Bugzilla – Bug 7119
Enable MyProxyCA to include a certificate chain of intermediate CA certificates with EECs Issued
Last modified: 2011-02-28 09:09:28
You need to
before you can comment on or make changes to this bug.
The associated CA with a given MyProxyCA may itself be an intermediate CA
issued from a root CA or further intermediate CA. It would be a useful
addition to be able to configure the server so that these CA certificates were
returned in logon responses along with the new short term credential issued.
This would simplify the configuration of services consuming the credential
since they would need only to keep a copy of the respective root CA
certificate. In addition, tests with Java based services have shown that for a
given client certificate making a request over SSL, only the issuing
certificate is required to be present in the server's truststore. This means
that for client certificates issued as part of a trust chain of CA
certificates, the verification process is not completed back to the root CA
unless the complete chain of intermediate certificates is passed by the client.
Hi Philip. Our plan is to add a myproxy-server.config option for specifying the
path to a file containing one or more intermediate CA certificates to be added
to the certificate chain for every CA GET response. Does that sound like it
will provide what you need? We'll update this bug when it's in CVS so you'll
have an opportunity to test before release.

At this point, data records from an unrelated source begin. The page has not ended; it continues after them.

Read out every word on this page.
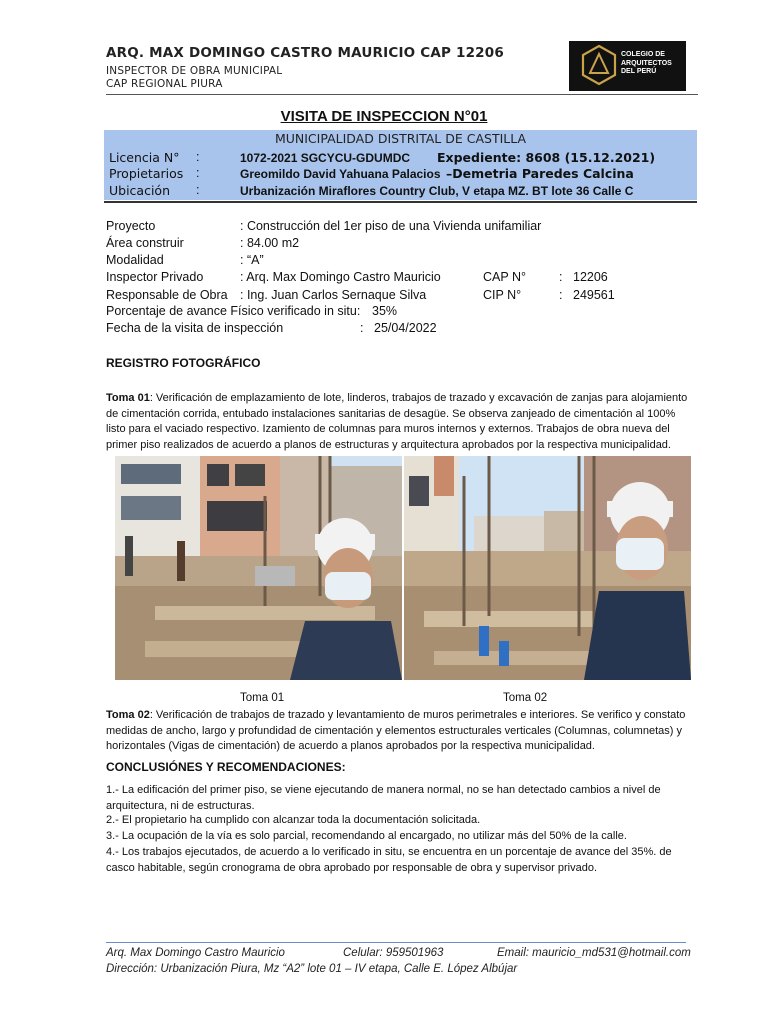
ARQ. MAX DOMINGO CASTRO MAURICIO CAP 12206
INSPECTOR DE OBRA MUNICIPAL
CAP REGIONAL PIURA
COLEGIO DE
ARQUITECTOS
DEL PERÚ
VISITA DE INSPECCION N°01
MUNICIPALIDAD DISTRITAL DE CASTILLA
Licencia N° :	1072-2021 SGCYCU-GDUMDC Expediente: 8608 (15.12.2021)
Propietarios :	Greomildo David Yahuana Palacios –Demetria Paredes Calcina
Ubicación :	Urbanización Miraflores Country Club, V etapa MZ. BT lote 36 Calle C
Proyecto	: Construcción del 1er piso de una Vivienda unifamiliar
Área construir	: 84.00 m2
Modalidad	: “A”
Inspector Privado	: Arq. Max Domingo Castro Mauricio	CAP N°	: 12206
Responsable de Obra : Ing. Juan Carlos Sernaque Silva	CIP N°	: 249561
Porcentaje de avance Físico verificado in situ: 35%
Fecha de la visita de inspección	: 25/04/2022
REGISTRO FOTOGRÁFICO
Toma 01: Verificación de emplazamiento de lote, linderos, trabajos de trazado y excavación de zanjas para alojamiento de cimentación corrida, entubado instalaciones sanitarias de desagüe. Se observa zanjeado de cimentación al 100% listo para el vaciado respectivo. Izamiento de columnas para muros internos y externos. Trabajos de obra nueva del primer piso realizados de acuerdo a planos de estructuras y arquitectura aprobados por la respectiva municipalidad.
Toma 01	Toma 02
Toma 02: Verificación de trabajos de trazado y levantamiento de muros perimetrales e interiores. Se verifico y constato medidas de ancho, largo y profundidad de cimentación y elementos estructurales verticales (Columnas, columnetas) y horizontales (Vigas de cimentación) de acuerdo a planos aprobados por la respectiva municipalidad.
CONCLUSIÓNES Y RECOMENDACIONES:
1.- La edificación del primer piso, se viene ejecutando de manera normal, no se han detectado cambios a nivel de arquitectura, ni de estructuras.
2.- El propietario ha cumplido con alcanzar toda la documentación solicitada.
3.- La ocupación de la vía es solo parcial, recomendando al encargado, no utilizar más del 50% de la calle.
4.- Los trabajos ejecutados, de acuerdo a lo verificado in situ, se encuentra en un porcentaje de avance del 35%. de casco habitable, según cronograma de obra aprobado por responsable de obra y supervisor privado.
Arq. Max Domingo Castro Mauricio	Celular: 959501963	Email: mauricio_md531@hotmail.com
Dirección: Urbanización Piura, Mz “A2” lote 01 – IV etapa, Calle E. López Albújar
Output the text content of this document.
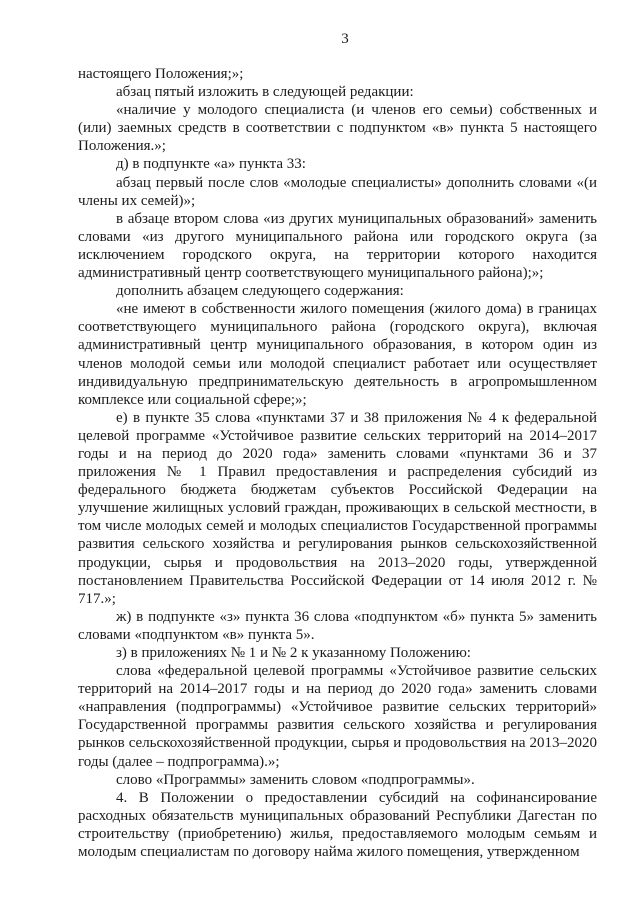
3

настоящего Положения;»;

абзац пятый изложить в следующей редакции:

«наличие у молодого специалиста (и членов его семьи) собственных и (или) заемных средств в соответствии с подпунктом «в» пункта 5 настоящего Положения.»;

д) в подпункте «а» пункта 33:

абзац первый после слов «молодые специалисты» дополнить словами «(и члены их семей)»;

в абзаце втором слова «из других муниципальных образований» заменить словами «из другого муниципального района или городского округа (за исключением городского округа, на территории которого находится административный центр соответствующего муниципального района);»;

дополнить абзацем следующего содержания:

«не имеют в собственности жилого помещения (жилого дома) в границах соответствующего муниципального района (городского округа), включая административный центр муниципального образования, в котором один из членов молодой семьи или молодой специалист работает или осуществляет индивидуальную предпринимательскую деятельность в агропромышленном комплексе или социальной сфере;»;

е) в пункте 35 слова «пунктами 37 и 38 приложения № 4 к федеральной целевой программе «Устойчивое развитие сельских территорий на 2014–2017 годы и на период до 2020 года» заменить словами «пунктами 36 и 37 приложения № 1 Правил предоставления и распределения субсидий из федерального бюджета бюджетам субъектов Российской Федерации на улучшение жилищных условий граждан, проживающих в сельской местности, в том числе молодых семей и молодых специалистов Государственной программы развития сельского хозяйства и регулирования рынков сельскохозяйственной продукции, сырья и продовольствия на 2013–2020 годы, утвержденной постановлением Правительства Российской Федерации от 14 июля 2012 г. № 717.»;

ж) в подпункте «з» пункта 36 слова «подпунктом «б» пункта 5» заменить словами «подпунктом «в» пункта 5».

з) в приложениях № 1 и № 2 к указанному Положению:

слова «федеральной целевой программы «Устойчивое развитие сельских территорий на 2014–2017 годы и на период до 2020 года» заменить словами «направления (подпрограммы) «Устойчивое развитие сельских территорий» Государственной программы развития сельского хозяйства и регулирования рынков сельскохозяйственной продукции, сырья и продовольствия на 2013–2020 годы (далее – подпрограмма).»;

слово «Программы» заменить словом «подпрограммы».

4. В Положении о предоставлении субсидий на софинансирование расходных обязательств муниципальных образований Республики Дагестан по строительству (приобретению) жилья, предоставляемого молодым семьям и молодым специалистам по договору найма жилого помещения, утвержденном
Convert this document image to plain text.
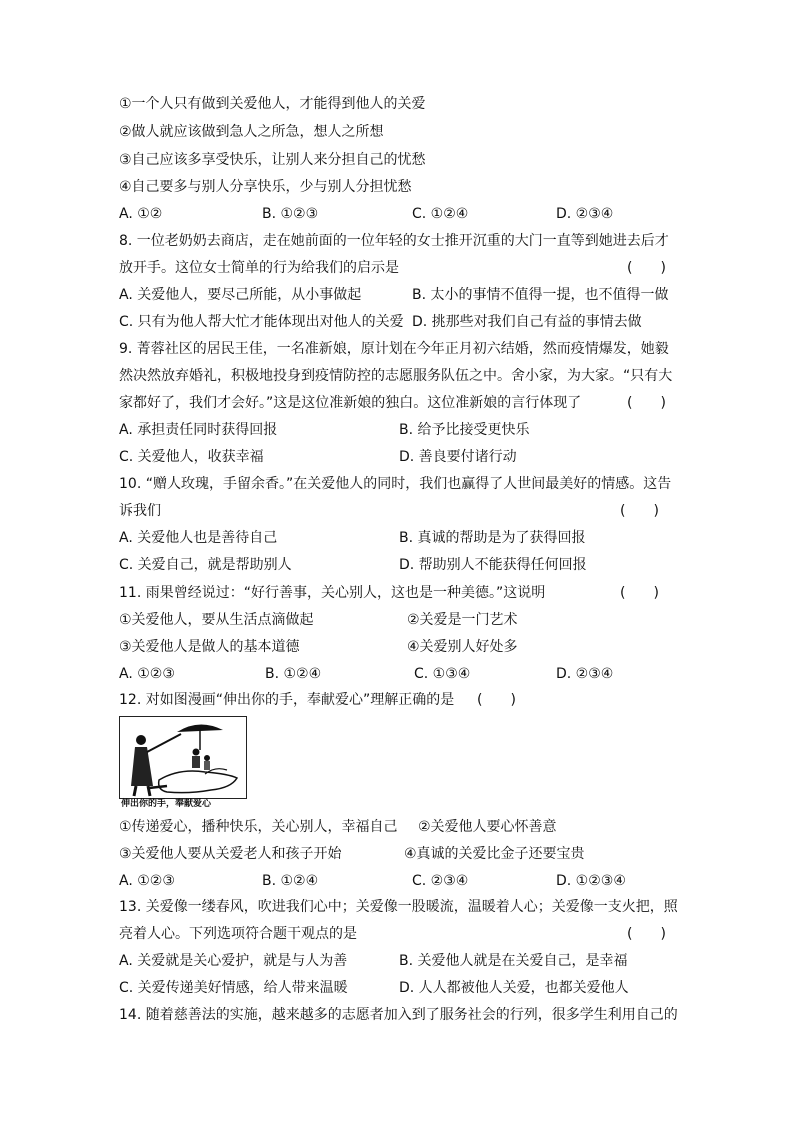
①一个人只有做到关爱他人，才能得到他人的关爱
②做人就应该做到急人之所急，想人之所想
③自己应该多享受快乐，让别人来分担自己的忧愁
④自己要多与别人分享快乐，少与别人分担忧愁
A. ①②	B. ①②③	C. ①②④	D. ②③④
8. 一位老奶奶去商店，走在她前面的一位年轻的女士推开沉重的大门一直等到她进去后才
放开手。这位女士简单的行为给我们的启示是	(　　)
A. 关爱他人，要尽己所能，从小事做起	B. 太小的事情不值得一提，也不值得一做
C. 只有为他人帮大忙才能体现出对他人的关爱 D. 挑那些对我们自己有益的事情去做
9. 菁蓉社区的居民王佳，一名准新娘，原计划在今年正月初六结婚，然而疫情爆发，她毅
然决然放弃婚礼，积极地投身到疫情防控的志愿服务队伍之中。舍小家，为大家。“只有大
家都好了，我们才会好。”这是这位准新娘的独白。这位准新娘的言行体现了	(　　)
A. 承担责任同时获得回报	B. 给予比接受更快乐
C. 关爱他人，收获幸福	D. 善良要付诸行动
10. “赠人玫瑰，手留余香。”在关爱他人的同时，我们也赢得了人世间最美好的情感。这告
诉我们	(　　)
A. 关爱他人也是善待自己	B. 真诚的帮助是为了获得回报
C. 关爱自己，就是帮助别人	D. 帮助别人不能获得任何回报
11. 雨果曾经说过：“好行善事，关心别人，这也是一种美德。”这说明	(　　)
①关爱他人，要从生活点滴做起	②关爱是一门艺术
③关爱他人是做人的基本道德	④关爱别人好处多
A. ①②③	B. ①②④	C. ①③④	D. ②③④
12. 对如图漫画“伸出你的手，奉献爱心”理解正确的是 (　　)
伸出你的手，奉献爱心
①传递爱心，播种快乐，关心别人，幸福自己 ②关爱他人要心怀善意
③关爱他人要从关爱老人和孩子开始	④真诚的关爱比金子还要宝贵
A. ①②③	B. ①②④	C. ②③④	D. ①②③④
13. 关爱像一缕春风，吹进我们心中；关爱像一股暖流，温暖着人心；关爱像一支火把，照
亮着人心。下列选项符合题干观点的是	(　　)
A. 关爱就是关心爱护，就是与人为善	B. 关爱他人就是在关爱自己，是幸福
C. 关爱传递美好情感，给人带来温暖	D. 人人都被他人关爱，也都关爱他人
14. 随着慈善法的实施，越来越多的志愿者加入到了服务社会的行列，很多学生利用自己的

That sounds great - thanks.
Implemented a myproxy-server.config certificate_issuer_subca_certfile option.
Mods in CVS.
A release candidate is available for testing here:
$ openssl sha1 < myproxy-5.3rc1.tar.gz
When you get a chance, please give it a try and let us know how it works for
Thanks for getting this out so quickly. I've not had a chance to try it out
but will look at it soon and let you know.
Included in MyProxy 5.3 released 17 Jan 2011.
Please re-open this bug if any changes are required.